Beaucoup d’élus locaux se sentent esseulés face à l’impératif et à l’urgence de la transition écologique. Dans un contexte où leurs marges de manœuvre se réduisent, où la défiance des citoyens s’accentue et où croissent les attentes vis-à-vis du local, ils sont confrontés à la montée et à la complexification des enjeux et des risques climatique, énergétique, écologique, sanitaire, alimentaire, etc. Or, c’est le plus souvent à un seul élu, celui ou celle qui est en charge de la délégation à la transition écologique, qu’incombe la lourde tâche d’embarquer et de coordonner les différentes parties prenantes et de faire atterrir le projet local de transition écologique. Comment mener à bien ce chantier transversal dans la durée du mandat ? Comment concilier urgence et temps long ? Visibilité nécessaire et projets à long terme ? Comment gérer la transversalité et mobiliser des services qui croulent sous les urgences ? Comment construire des coalitions, au-dedans et au-dehors, avec les citoyens, les entreprises et les partenaires ? Face à ces défis, faut-il faire le choix d’une approche par « petits pas » ou d’une approche plus volontariste, au risque de clivages ? Pour répondre à ces questions, l’Institut Paris Région a organisé, le 15 décembre 2022, un déjeuner décideurs-chercheurs pour croiser les points de vue et ouvrir le débat en s’appuyant sur les principaux résultats et sur un retour d’expériences du programme (Dé)formations1.
Brigitte Guigou, responsable formation à l’Institut Paris Region, présente le retour d’expérience du programme (Dé)formations. Ce programme de recherche-action, porté par l’Institut Paris Région et La 27e Région et mené entre avril 2020 et avril 2022, visait à repenser la formation des élus. Il a mis en relief le difficile travail de l’élu consistant à mobiliser l’ensemble des parties prenantes (citoyens, société civile, autres élus, autres territoires) dans un environnement de plus en plus complexe et incertain. Le programme a réuni une chercheuse, Manon Loisel, ainsi que des acteurs engagés sur le terrain, un groupe de pairs afin de favoriser les échanges et d’inciter les élus à être acteurs de leur formation. (Dé)formation, une émanation du programme Construire au futur, habiter le futur2, et s’est déroulée en trois étapes : une enquête collaborative, la conduite d’une expérimentation et la création d’une documentation.

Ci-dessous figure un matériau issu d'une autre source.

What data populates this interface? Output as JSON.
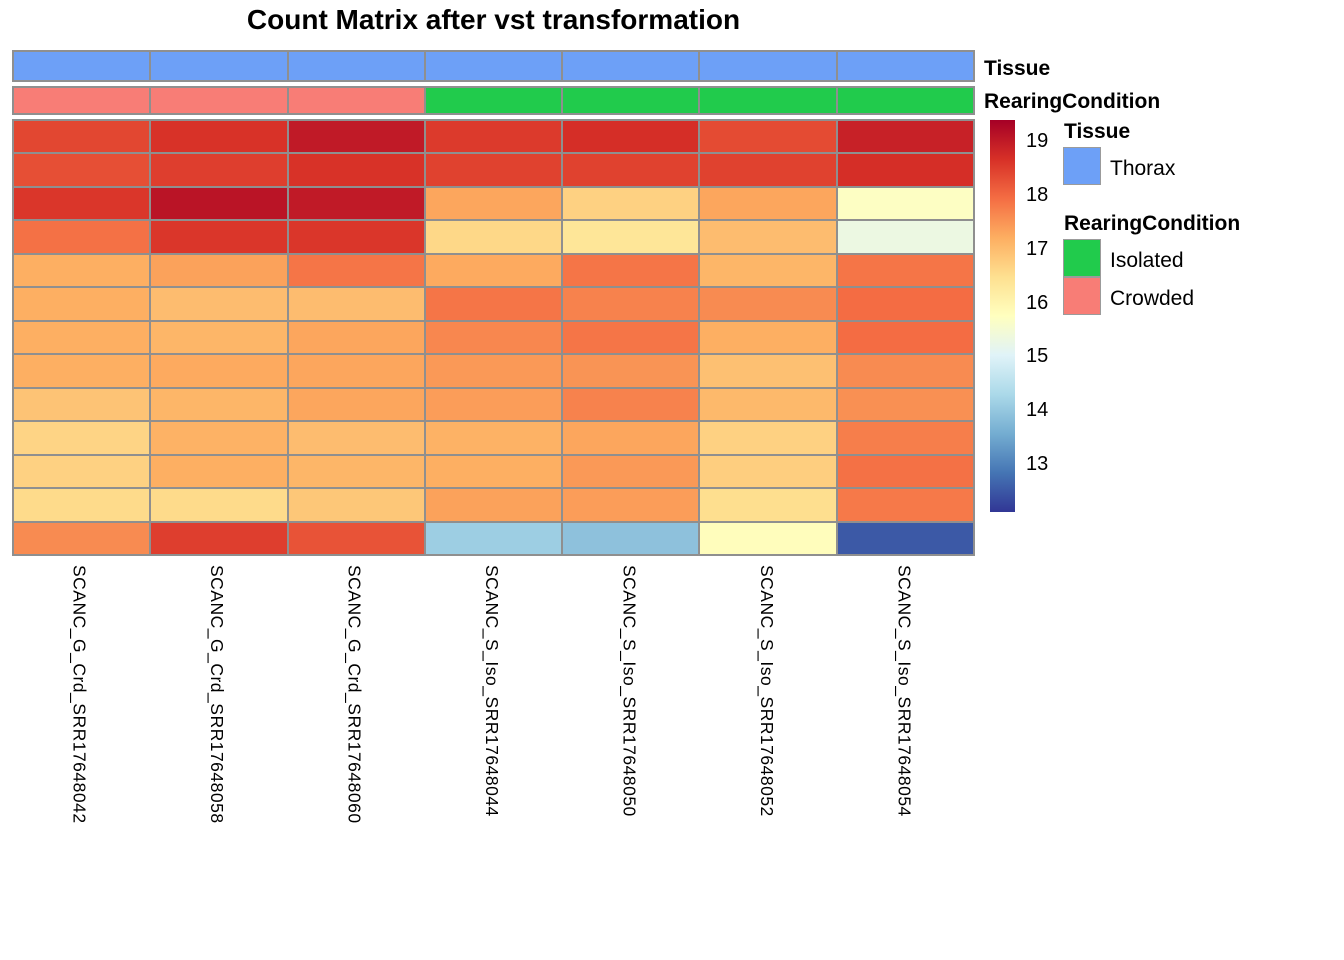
{
  "title": "Count Matrix after vst transformation",
  "annotation_bars": [
    {
      "name": "Tissue",
      "values": [
        "Thorax",
        "Thorax",
        "Thorax",
        "Thorax",
        "Thorax",
        "Thorax",
        "Thorax"
      ],
      "color_map": {
        "Thorax": "#6DA0F7"
      }
    },
    {
      "name": "RearingCondition",
      "values": [
        "Crowded",
        "Crowded",
        "Crowded",
        "Isolated",
        "Isolated",
        "Isolated",
        "Isolated"
      ],
      "color_map": {
        "Isolated": "#21CB4C",
        "Crowded": "#F87D76"
      }
    }
  ],
  "legend": {
    "groups": [
      {
        "title": "Tissue",
        "items": [
          {
            "label": "Thorax",
            "color": "#6DA0F7"
          }
        ]
      },
      {
        "title": "RearingCondition",
        "items": [
          {
            "label": "Isolated",
            "color": "#21CB4C"
          },
          {
            "label": "Crowded",
            "color": "#F87D76"
          }
        ]
      }
    ]
  },
  "chart_data": {
    "type": "heatmap",
    "title": "Count Matrix after vst transformation",
    "columns": [
      "SCANC_G_Crd_SRR17648042",
      "SCANC_G_Crd_SRR17648058",
      "SCANC_G_Crd_SRR17648060",
      "SCANC_S_Iso_SRR17648044",
      "SCANC_S_Iso_SRR17648050",
      "SCANC_S_Iso_SRR17648052",
      "SCANC_S_Iso_SRR17648054"
    ],
    "column_groups": {
      "Tissue": [
        "Thorax",
        "Thorax",
        "Thorax",
        "Thorax",
        "Thorax",
        "Thorax",
        "Thorax"
      ],
      "RearingCondition": [
        "Crowded",
        "Crowded",
        "Crowded",
        "Isolated",
        "Isolated",
        "Isolated",
        "Isolated"
      ]
    },
    "values": [
      [
        18.4,
        18.65,
        19.0,
        18.55,
        18.7,
        18.35,
        18.9
      ],
      [
        18.3,
        18.5,
        18.65,
        18.45,
        18.45,
        18.45,
        18.7
      ],
      [
        18.6,
        19.1,
        19.0,
        17.3,
        16.7,
        17.3,
        15.7
      ],
      [
        17.9,
        18.6,
        18.6,
        16.6,
        16.35,
        17.0,
        15.3
      ],
      [
        17.2,
        17.35,
        17.85,
        17.25,
        17.85,
        17.1,
        17.85
      ],
      [
        17.2,
        17.0,
        17.0,
        17.85,
        17.7,
        17.6,
        17.95
      ],
      [
        17.2,
        17.1,
        17.3,
        17.65,
        17.85,
        17.2,
        17.95
      ],
      [
        17.2,
        17.25,
        17.3,
        17.45,
        17.5,
        16.95,
        17.6
      ],
      [
        16.9,
        17.1,
        17.3,
        17.4,
        17.7,
        17.05,
        17.55
      ],
      [
        16.65,
        17.15,
        17.0,
        17.15,
        17.3,
        16.7,
        17.75
      ],
      [
        16.7,
        17.2,
        17.1,
        17.2,
        17.45,
        16.75,
        17.9
      ],
      [
        16.55,
        16.55,
        16.85,
        17.35,
        17.4,
        16.5,
        17.8
      ],
      [
        17.6,
        18.5,
        18.25,
        14.1,
        13.9,
        15.8,
        12.5
      ]
    ],
    "color_scale": {
      "palette_low_to_high": [
        "#313695",
        "#4575B4",
        "#74ADD1",
        "#ABD9E9",
        "#E0F3F8",
        "#FFFFBF",
        "#FEE090",
        "#FDAE61",
        "#F46D43",
        "#D73027",
        "#A50026"
      ],
      "domain": [
        12.1,
        19.4
      ],
      "ticks": [
        19,
        18,
        17,
        16,
        15,
        14,
        13
      ]
    },
    "legend_position": "right",
    "grid_color": "#8f8f8f"
  }
}
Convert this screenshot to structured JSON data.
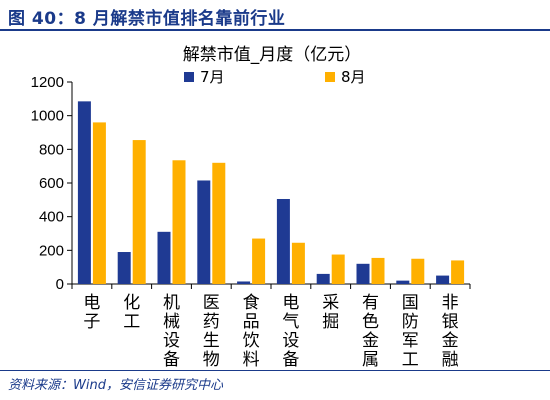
{
  "header": {
    "title": "图 40：8 月解禁市值排名靠前行业"
  },
  "footer": {
    "source": "资料来源：Wind，安信证券研究中心"
  },
  "colors": {
    "brand": "#1a3a8a",
    "series_7": "#1f3a93",
    "series_8": "#ffb000"
  },
  "chart_data": {
    "type": "bar",
    "title": "解禁市值_月度（亿元）",
    "xlabel": "",
    "ylabel": "",
    "categories": [
      "电子",
      "化工",
      "机械设备",
      "医药生物",
      "食品饮料",
      "电气设备",
      "采掘",
      "有色金属",
      "国防军工",
      "非银金融"
    ],
    "series": [
      {
        "name": "7月",
        "values": [
          1085,
          190,
          310,
          615,
          15,
          505,
          60,
          120,
          20,
          50
        ]
      },
      {
        "name": "8月",
        "values": [
          960,
          855,
          735,
          720,
          270,
          245,
          175,
          155,
          150,
          140
        ]
      }
    ],
    "ylim": [
      0,
      1200
    ],
    "yticks": [
      0,
      200,
      400,
      600,
      800,
      1000,
      1200
    ],
    "legend": "top",
    "grid": false
  }
}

Formation ou mise en situation ?
Selon Anne-Claire Davy, sociologue et urbaniste, le premier étonnement provient d’un paradoxe : la complexité à laquelle doivent faire face les élus locaux alors même qu’ils ont très peu recours à l’offre de formation. Face à l’urgence des transitions écologique et démocratique, ainsi que l’imbrication croissante des enjeux et des échelles, l’élu affiche une certaine solitude. Face au recul des structures partisanes, la société civile s’organise et de véritables initiatives citoyennes naissent. Pour comprendre ce paradoxe, une trentaine d’élus de l’Essonne ont été interrogés. On leur a proposé une offre de formation fictive avec des promesses en termes d’objectifs et de formats, tout en prenant en compte leurs pratiques quotidiennes. L’enseignement principal : les élus ont moins besoin d’être formés que d’être mis en situation d’être « capables de ». Ils ressentent le besoin de faire équipe ; d’apprendre à fixer des orientations, à proposer des récits ; d’avoir accès à des formations sur mesure, adaptées au territoire ; de bénéficier de temps de partage entre pairs ; d’avoir plus de temps pour agir.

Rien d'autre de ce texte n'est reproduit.